That’s according to the southeast Asian nation’s commerce ministry, which expects to increase pork output and boost exports to plug the gap left by producers from China to Vietnam.
Thai authorities are confident it can stop the virus from entering its borders, despite it infecting farms in neighbouring Cambodia.
“We see a good opportunity for Thailand to ship more pork and gain more market share in other countries,” Pimchanok Vonkorpon, the Commerce Ministry’s director general of trade policy and strategy, said in an interview near Bangkok.
Still, it may take some time for Thai producers to boost supply for exports, she added.
The spread of African swine fever in Asia has decimated pig herds in some of the world’s top pork-producing countries, and analysts are expecting a global protein shortage that could last for years.
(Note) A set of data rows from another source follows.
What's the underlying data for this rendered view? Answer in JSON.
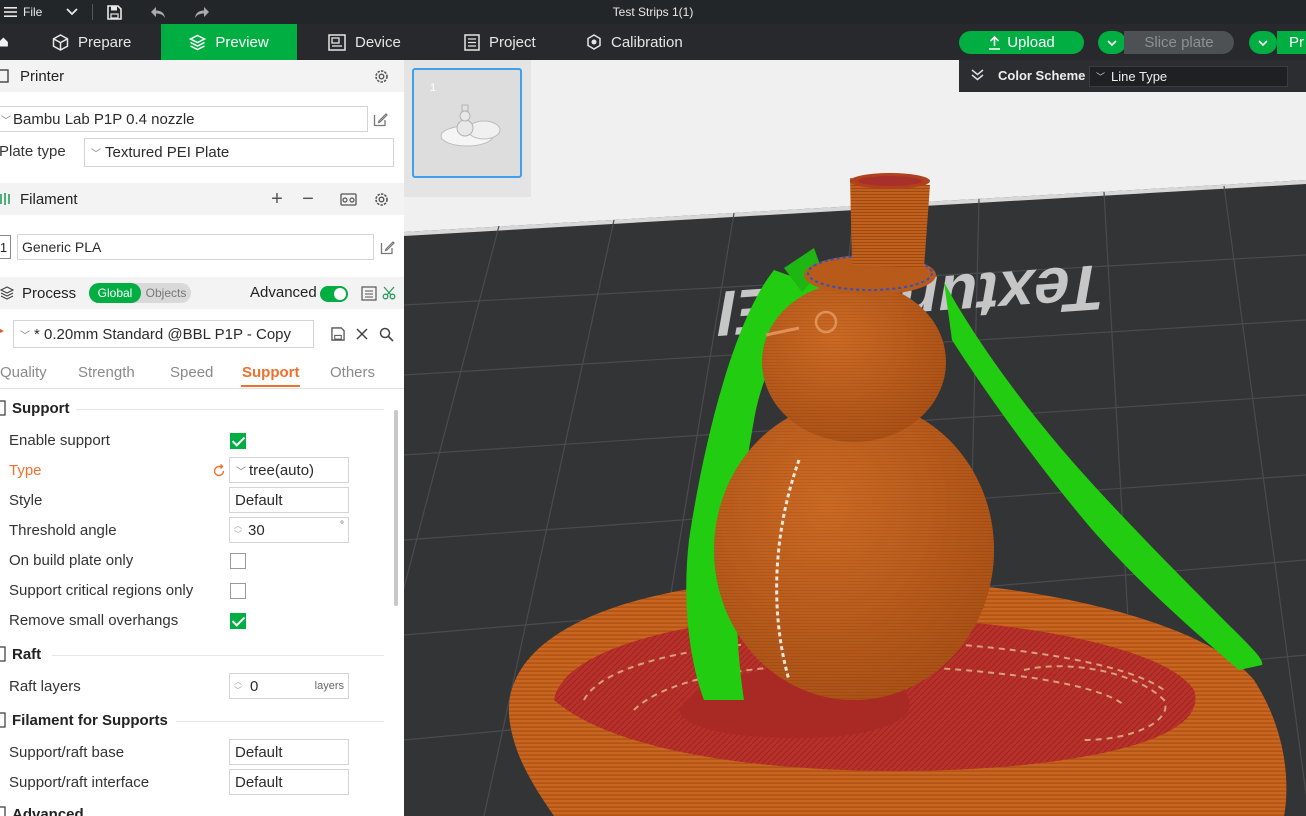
{
  "titlebar": {
    "file_label": "File",
    "window_title": "Test Strips 1(1)"
  },
  "nav": {
    "tabs": [
      {
        "label": "Prepare"
      },
      {
        "label": "Preview"
      },
      {
        "label": "Device"
      },
      {
        "label": "Project"
      },
      {
        "label": "Calibration"
      }
    ],
    "upload_label": "Upload",
    "slice_label": "Slice plate",
    "print_label_partial": "Pr"
  },
  "printer": {
    "section_title": "Printer",
    "name": "Bambu Lab P1P 0.4 nozzle",
    "plate_type_label": "Plate type",
    "plate_type_value": "Textured PEI Plate"
  },
  "filament": {
    "section_title": "Filament",
    "slot_number": "1",
    "material": "Generic PLA"
  },
  "process": {
    "section_title": "Process",
    "global_label": "Global",
    "objects_label": "Objects",
    "advanced_label": "Advanced",
    "advanced_on": true,
    "preset": "* 0.20mm Standard @BBL P1P - Copy",
    "tabs": [
      "Quality",
      "Strength",
      "Speed",
      "Support",
      "Others"
    ],
    "active_tab": "Support"
  },
  "support": {
    "group_title": "Support",
    "enable_label": "Enable support",
    "enable_checked": true,
    "type_label": "Type",
    "type_value": "tree(auto)",
    "style_label": "Style",
    "style_value": "Default",
    "threshold_label": "Threshold angle",
    "threshold_value": "30",
    "threshold_unit": "°",
    "build_plate_label": "On build plate only",
    "build_plate_checked": false,
    "critical_label": "Support critical regions only",
    "critical_checked": false,
    "overhangs_label": "Remove small overhangs",
    "overhangs_checked": true
  },
  "raft": {
    "group_title": "Raft",
    "layers_label": "Raft layers",
    "layers_value": "0",
    "layers_unit": "layers"
  },
  "filament_supports": {
    "group_title": "Filament for Supports",
    "base_label": "Support/raft base",
    "base_value": "Default",
    "interface_label": "Support/raft interface",
    "interface_value": "Default"
  },
  "advanced_group": {
    "group_title": "Advanced"
  },
  "viewport": {
    "plate_number": "1",
    "plate_text": "Textured PEI",
    "color_scheme_label": "Color Scheme",
    "color_scheme_value": "Line Type"
  },
  "colors": {
    "accent_green": "#00ae42",
    "support_green": "#22cc11",
    "wall_orange": "#c9601c",
    "inner_red": "#c0302a",
    "active_subtab": "#f0702e",
    "bed_dark": "#333436",
    "titlebar": "#232629",
    "navbar": "#27292c"
  }
}
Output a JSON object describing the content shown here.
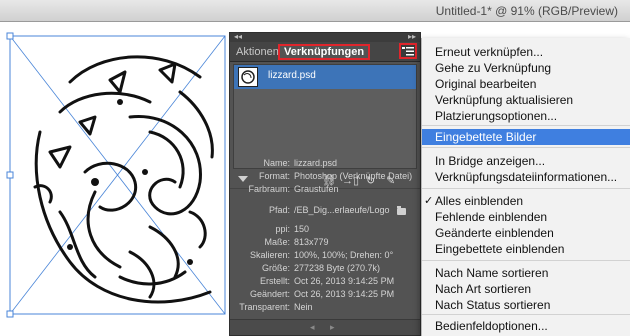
{
  "document": {
    "title": "Untitled-1* @ 91% (RGB/Preview)"
  },
  "panel": {
    "tabs": [
      {
        "label": "Aktionen",
        "active": false
      },
      {
        "label": "Verknüpfungen",
        "active": true
      }
    ],
    "links": [
      {
        "name": "lizzard.psd"
      }
    ],
    "info": [
      {
        "label": "Name:",
        "value": "lizzard.psd"
      },
      {
        "label": "Format:",
        "value": "Photoshop (Verknüpfte Datei)"
      },
      {
        "label": "Farbraum:",
        "value": "Graustufen"
      },
      {
        "label": "Pfad:",
        "value": "/EB_Dig...erlaeufe/Logo"
      },
      {
        "label": "ppi:",
        "value": "150"
      },
      {
        "label": "Maße:",
        "value": "813x779"
      },
      {
        "label": "Skalieren:",
        "value": "100%, 100%; Drehen: 0°"
      },
      {
        "label": "Größe:",
        "value": "277238 Byte (270.7k)"
      },
      {
        "label": "Erstellt:",
        "value": "Oct 26, 2013 9:14:25 PM"
      },
      {
        "label": "Geändert:",
        "value": "Oct 26, 2013 9:14:25 PM"
      },
      {
        "label": "Transparent:",
        "value": "Nein"
      }
    ],
    "toolbar_icons": [
      "relink-icon",
      "go-to-link-icon",
      "update-link-icon",
      "edit-original-icon"
    ]
  },
  "menu": {
    "items": [
      {
        "label": "Erneut verknüpfen..."
      },
      {
        "label": "Gehe zu Verknüpfung"
      },
      {
        "label": "Original bearbeiten"
      },
      {
        "label": "Verknüpfung aktualisieren"
      },
      {
        "label": "Platzierungsoptionen..."
      },
      {
        "label": "Eingebettete Bilder",
        "highlighted": true
      },
      {
        "label": "In Bridge anzeigen..."
      },
      {
        "label": "Verknüpfungsdateiinformationen..."
      },
      {
        "label": "Alles einblenden",
        "checked": true
      },
      {
        "label": "Fehlende einblenden"
      },
      {
        "label": "Geänderte einblenden"
      },
      {
        "label": "Eingebettete einblenden"
      },
      {
        "label": "Nach Name sortieren"
      },
      {
        "label": "Nach Art sortieren"
      },
      {
        "label": "Nach Status sortieren"
      },
      {
        "label": "Bedienfeldoptionen..."
      }
    ]
  },
  "colors": {
    "highlight": "#3f7fe0",
    "selection_row": "#3d74b8",
    "callout": "#e0252c",
    "panel_bg": "#535353"
  }
}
In Vietnam, which is one of the biggest per capita consumers of pork, authorities are encouraging hog farmers to switch to other livestock, while in China, demand for imports as well as alternative meats has risen as local pork prices rise.
Thailand produces more than 2 million hogs annually and exports about 40% of its live hogs to neighbouring countries, as well as frozen and processed pork.
The Commerce Ministry says its current export destinations are Cambodia, Hong Kong, Japan, Laos, Malaysia and Myanmar, and it is hoping to add Vietnam and China to the list.